Поворотившись с кислым лицом, он дружелюбно сказал:

– Вы так внезапно…

Дружинин, в белоснежных тугих стоячих крахмальных воротничках, в безукоризненном темном английском сьюте, в уже по весеннему светлых узких коротких брюках, с аккуратной прической, сделанной на строгий пробритый пробор, с подвитыми концами модных французских усов, в эспаньолке, неслышно войдя в кабинет, пока его хозяин без цели пялился в переменчивое петербургское небо, по-приятельски хозяйничал у него за столом, с бережливостью небогатого человека поставив на край свою шляпу с шелковой белой подкладкой, держа в холеной руке его исписанные листки, отговариваясь с холодным смешком, продолжая глазами читать:

– У вас дверь отперта.

Внезапная похвала смутила его. Уж не насмешка ли? У него там всё было вымучено, недоделано, не проверено им, и было нехорошо, что Дружинин самовольно читал неприглаженную, непригодную рукопись, не то стыдно, что она так неряшлива, не то больно, что так оплошал. Однако он знал, что Александр Васильевич умеет читать и всегда прямодушен и честен, и одобрение незаконченному отрывку, указывая на то, что сила пера ещё не ушла, а только притихла в истомленной душе, нерешительно согревало его.

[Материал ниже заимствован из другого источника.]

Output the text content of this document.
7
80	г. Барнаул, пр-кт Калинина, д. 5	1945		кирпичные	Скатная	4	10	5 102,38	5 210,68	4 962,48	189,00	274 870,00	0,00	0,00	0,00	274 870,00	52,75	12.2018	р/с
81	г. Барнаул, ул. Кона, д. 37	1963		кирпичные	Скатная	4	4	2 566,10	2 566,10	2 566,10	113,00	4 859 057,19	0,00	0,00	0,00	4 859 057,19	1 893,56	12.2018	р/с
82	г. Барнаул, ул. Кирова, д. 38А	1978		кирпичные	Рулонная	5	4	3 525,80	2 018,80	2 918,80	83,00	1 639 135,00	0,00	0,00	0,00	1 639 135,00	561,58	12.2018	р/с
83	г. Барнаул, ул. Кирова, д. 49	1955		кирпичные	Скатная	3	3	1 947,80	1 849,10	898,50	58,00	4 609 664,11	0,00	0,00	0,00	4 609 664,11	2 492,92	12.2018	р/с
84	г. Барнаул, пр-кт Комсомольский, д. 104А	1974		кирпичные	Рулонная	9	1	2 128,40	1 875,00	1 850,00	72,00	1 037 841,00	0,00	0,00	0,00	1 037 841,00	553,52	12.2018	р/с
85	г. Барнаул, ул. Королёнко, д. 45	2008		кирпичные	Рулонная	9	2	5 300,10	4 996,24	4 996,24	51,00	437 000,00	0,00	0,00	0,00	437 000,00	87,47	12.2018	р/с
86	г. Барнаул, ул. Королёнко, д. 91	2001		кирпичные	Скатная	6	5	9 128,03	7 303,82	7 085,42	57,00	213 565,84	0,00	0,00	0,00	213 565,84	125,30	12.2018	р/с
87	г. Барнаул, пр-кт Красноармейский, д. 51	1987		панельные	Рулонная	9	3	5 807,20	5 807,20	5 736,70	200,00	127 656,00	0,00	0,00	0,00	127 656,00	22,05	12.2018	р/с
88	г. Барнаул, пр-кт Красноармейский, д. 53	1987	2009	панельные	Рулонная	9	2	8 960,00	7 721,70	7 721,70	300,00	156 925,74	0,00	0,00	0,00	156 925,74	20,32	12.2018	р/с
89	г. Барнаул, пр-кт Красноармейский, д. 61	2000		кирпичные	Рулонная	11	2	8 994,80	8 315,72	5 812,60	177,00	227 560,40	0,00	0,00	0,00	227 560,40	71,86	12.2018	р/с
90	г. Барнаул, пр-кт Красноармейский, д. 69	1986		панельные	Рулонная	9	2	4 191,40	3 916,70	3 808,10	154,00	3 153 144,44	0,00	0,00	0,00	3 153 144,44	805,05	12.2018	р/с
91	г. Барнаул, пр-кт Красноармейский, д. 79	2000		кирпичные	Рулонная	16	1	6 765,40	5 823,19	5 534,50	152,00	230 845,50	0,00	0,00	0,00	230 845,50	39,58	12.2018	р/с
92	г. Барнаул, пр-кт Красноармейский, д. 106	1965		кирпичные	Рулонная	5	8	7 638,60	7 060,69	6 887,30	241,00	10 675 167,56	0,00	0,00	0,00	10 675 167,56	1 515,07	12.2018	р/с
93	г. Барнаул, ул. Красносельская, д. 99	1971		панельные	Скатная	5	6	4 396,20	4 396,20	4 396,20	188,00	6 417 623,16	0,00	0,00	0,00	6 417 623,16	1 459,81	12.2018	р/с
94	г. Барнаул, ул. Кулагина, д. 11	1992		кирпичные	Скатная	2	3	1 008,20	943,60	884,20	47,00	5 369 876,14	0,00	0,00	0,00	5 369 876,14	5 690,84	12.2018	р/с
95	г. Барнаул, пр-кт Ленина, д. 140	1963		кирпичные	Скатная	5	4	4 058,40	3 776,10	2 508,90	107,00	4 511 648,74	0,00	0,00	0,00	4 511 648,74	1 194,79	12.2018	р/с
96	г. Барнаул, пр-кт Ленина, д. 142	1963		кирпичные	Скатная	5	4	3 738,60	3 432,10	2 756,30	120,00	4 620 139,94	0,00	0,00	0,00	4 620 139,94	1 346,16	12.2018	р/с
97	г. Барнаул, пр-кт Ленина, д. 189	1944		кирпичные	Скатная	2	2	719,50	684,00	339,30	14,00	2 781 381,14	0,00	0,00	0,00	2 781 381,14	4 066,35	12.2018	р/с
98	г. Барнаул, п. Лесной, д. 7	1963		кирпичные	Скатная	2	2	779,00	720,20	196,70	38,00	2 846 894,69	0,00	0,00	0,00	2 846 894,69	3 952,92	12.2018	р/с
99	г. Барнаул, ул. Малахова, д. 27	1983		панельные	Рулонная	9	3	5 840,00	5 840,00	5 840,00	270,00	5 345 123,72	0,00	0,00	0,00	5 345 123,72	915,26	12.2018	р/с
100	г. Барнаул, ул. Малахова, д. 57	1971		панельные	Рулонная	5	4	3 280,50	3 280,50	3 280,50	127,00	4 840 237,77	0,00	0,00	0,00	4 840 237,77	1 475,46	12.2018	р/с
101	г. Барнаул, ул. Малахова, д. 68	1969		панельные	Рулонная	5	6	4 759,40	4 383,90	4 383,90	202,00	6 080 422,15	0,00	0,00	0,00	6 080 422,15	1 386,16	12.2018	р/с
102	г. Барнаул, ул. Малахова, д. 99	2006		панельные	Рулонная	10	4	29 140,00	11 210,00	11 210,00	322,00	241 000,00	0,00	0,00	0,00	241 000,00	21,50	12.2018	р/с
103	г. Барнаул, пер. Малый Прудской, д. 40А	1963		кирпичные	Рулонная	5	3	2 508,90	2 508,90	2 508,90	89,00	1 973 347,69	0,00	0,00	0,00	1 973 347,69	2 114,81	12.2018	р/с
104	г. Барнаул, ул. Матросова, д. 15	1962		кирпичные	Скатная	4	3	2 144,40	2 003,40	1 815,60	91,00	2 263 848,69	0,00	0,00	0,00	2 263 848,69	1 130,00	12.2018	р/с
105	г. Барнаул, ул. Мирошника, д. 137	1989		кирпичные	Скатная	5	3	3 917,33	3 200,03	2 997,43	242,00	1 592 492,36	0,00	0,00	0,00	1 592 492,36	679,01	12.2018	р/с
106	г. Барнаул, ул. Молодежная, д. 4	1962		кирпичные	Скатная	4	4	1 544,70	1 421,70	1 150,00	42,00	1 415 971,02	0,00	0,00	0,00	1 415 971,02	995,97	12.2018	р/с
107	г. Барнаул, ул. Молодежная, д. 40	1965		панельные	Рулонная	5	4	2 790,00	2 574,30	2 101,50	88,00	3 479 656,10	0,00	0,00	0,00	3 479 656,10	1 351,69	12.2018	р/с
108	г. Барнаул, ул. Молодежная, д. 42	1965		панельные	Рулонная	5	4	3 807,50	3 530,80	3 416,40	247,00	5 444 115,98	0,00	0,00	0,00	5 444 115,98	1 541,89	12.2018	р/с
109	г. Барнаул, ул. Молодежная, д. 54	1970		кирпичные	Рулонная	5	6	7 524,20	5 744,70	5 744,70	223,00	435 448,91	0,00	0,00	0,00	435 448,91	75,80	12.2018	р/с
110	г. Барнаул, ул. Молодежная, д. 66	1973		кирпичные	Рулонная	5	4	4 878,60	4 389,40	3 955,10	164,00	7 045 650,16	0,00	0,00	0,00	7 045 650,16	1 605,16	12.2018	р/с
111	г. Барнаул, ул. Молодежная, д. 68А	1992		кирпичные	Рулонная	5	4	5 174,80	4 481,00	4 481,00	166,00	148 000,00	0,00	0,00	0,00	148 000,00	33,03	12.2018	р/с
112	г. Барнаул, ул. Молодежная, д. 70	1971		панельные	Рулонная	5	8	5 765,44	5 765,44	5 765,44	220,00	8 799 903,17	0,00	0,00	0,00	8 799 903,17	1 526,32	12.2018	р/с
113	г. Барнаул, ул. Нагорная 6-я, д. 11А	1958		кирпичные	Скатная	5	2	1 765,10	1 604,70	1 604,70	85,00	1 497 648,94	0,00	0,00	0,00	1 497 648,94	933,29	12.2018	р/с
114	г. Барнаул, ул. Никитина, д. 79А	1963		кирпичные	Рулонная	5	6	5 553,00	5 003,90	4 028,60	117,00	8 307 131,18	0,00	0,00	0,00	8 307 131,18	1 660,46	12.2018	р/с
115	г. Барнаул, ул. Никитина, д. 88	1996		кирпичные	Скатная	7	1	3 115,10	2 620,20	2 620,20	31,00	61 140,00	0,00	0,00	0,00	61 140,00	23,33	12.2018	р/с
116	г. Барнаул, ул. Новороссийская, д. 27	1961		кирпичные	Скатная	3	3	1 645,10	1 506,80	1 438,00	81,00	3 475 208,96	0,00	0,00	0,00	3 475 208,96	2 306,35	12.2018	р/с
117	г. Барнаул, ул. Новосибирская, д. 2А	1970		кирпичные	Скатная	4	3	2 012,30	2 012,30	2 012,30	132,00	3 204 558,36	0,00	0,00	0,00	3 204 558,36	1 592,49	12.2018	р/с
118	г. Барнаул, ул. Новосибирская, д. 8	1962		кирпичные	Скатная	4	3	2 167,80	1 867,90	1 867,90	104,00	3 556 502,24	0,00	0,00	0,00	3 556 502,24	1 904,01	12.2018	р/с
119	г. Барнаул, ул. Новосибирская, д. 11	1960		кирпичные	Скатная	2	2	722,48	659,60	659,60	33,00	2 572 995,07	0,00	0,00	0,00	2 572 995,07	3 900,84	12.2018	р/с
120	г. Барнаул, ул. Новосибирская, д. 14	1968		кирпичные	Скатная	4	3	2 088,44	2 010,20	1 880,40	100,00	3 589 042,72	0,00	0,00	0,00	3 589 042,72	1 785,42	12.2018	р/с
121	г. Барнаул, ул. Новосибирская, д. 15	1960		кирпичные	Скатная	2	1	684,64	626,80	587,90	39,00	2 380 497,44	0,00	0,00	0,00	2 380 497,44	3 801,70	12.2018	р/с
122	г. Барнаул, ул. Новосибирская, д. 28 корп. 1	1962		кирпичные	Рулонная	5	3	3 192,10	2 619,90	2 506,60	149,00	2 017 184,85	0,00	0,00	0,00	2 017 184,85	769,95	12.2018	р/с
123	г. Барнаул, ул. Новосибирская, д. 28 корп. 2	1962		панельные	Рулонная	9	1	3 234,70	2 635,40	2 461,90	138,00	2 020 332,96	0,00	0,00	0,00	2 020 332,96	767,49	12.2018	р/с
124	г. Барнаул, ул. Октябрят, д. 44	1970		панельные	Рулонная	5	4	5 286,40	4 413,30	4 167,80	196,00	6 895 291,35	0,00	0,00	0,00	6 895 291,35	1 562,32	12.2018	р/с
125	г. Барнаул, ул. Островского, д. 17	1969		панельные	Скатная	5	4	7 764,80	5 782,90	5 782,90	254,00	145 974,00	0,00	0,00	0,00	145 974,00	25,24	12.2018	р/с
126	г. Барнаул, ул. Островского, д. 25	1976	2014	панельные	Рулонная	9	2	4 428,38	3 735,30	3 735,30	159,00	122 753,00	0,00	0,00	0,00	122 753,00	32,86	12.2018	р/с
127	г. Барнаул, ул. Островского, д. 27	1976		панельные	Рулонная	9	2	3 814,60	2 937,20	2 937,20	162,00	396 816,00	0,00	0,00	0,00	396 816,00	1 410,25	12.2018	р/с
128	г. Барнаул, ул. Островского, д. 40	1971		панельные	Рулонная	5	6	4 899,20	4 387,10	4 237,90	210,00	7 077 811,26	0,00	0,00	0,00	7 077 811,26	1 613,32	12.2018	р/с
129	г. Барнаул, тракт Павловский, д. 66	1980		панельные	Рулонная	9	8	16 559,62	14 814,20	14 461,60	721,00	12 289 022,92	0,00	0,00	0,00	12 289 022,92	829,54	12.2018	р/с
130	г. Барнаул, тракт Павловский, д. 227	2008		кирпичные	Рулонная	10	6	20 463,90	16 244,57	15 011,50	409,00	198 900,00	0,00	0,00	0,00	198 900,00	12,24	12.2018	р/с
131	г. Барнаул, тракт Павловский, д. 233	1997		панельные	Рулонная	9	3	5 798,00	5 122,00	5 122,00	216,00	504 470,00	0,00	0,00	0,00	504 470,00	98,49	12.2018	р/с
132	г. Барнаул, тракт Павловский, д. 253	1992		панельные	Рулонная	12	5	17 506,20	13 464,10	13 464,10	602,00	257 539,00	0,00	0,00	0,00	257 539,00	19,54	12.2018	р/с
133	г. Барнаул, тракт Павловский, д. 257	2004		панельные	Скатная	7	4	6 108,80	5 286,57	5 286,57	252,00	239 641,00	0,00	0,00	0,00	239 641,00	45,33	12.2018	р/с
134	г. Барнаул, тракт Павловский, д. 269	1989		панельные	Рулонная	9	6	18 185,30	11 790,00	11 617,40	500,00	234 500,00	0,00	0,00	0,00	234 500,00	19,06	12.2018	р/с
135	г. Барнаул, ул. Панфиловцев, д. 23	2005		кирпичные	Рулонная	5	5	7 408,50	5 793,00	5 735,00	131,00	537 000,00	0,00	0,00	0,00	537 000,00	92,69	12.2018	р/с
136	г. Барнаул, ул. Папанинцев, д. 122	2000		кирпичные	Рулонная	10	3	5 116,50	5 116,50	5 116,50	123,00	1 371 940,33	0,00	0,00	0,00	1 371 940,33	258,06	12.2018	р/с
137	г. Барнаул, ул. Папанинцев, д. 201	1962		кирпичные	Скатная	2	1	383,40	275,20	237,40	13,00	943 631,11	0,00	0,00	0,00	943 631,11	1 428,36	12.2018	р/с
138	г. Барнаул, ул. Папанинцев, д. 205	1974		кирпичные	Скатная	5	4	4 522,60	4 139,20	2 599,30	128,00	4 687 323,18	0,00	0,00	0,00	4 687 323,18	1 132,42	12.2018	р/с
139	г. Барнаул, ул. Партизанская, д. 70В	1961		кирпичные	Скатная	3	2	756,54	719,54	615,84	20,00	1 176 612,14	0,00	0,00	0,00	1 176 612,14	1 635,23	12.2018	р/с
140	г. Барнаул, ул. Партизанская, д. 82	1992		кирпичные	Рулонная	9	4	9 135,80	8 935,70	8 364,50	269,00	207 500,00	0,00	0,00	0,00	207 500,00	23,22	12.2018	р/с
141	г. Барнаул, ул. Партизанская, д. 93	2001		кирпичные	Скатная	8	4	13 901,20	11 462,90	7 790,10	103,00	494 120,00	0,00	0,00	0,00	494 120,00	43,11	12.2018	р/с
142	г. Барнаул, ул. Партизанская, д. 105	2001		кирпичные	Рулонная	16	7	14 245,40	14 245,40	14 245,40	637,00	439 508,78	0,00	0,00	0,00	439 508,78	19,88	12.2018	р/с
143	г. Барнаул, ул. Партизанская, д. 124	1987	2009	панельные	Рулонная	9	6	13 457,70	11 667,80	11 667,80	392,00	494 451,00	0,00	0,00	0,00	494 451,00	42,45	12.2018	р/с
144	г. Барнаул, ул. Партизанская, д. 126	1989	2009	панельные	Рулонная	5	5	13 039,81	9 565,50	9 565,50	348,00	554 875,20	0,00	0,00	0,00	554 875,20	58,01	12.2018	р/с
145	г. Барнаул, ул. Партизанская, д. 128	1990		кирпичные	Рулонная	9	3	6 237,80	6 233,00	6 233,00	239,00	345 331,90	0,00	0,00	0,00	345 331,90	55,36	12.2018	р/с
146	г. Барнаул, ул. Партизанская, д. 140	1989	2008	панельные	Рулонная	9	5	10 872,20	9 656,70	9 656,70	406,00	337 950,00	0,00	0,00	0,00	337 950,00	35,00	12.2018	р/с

Готовый выхватить необработанные листки, ожидая нового одобрения, страшась в заключение непременной хулы, он только расслабленно молвил:

– Федор, верно, опять…

Переворачивая листок, Дружинин безразличным тоном сквозь зубы сказал:

– Таскается где-нибудь или бабу завел.

Держа за край тяжелую занавесь, остывшими пальцами перебирая плетеные кисти, он взмолился, отмахиваясь от своего ожидания:

– Где взять непьющего человека?

Не отрывая глаз от страницы, Дружинин шепеляво, раздельно сказал:

– Таких не бывает, мой друг.

Его чуть коробила эта привычная бесцеремонность Александра Васильевича, эта простодушная манера, не здороваясь, не спрося разрешения, вольготно разваливаться в приятельских креслах, эта повадка не то напускной, не то природной наивности, поразительная при слабости характера и изысканной безупречности светских манер, читать у приятелей всё, что ни попадет на глаза, даже интимные письма, оставаясь при этом неболтливым и скромным, в то же время не дозволяя себе иметь крахмальные воротнички одним миллиметром короче или длиннее того, что предуказано модой.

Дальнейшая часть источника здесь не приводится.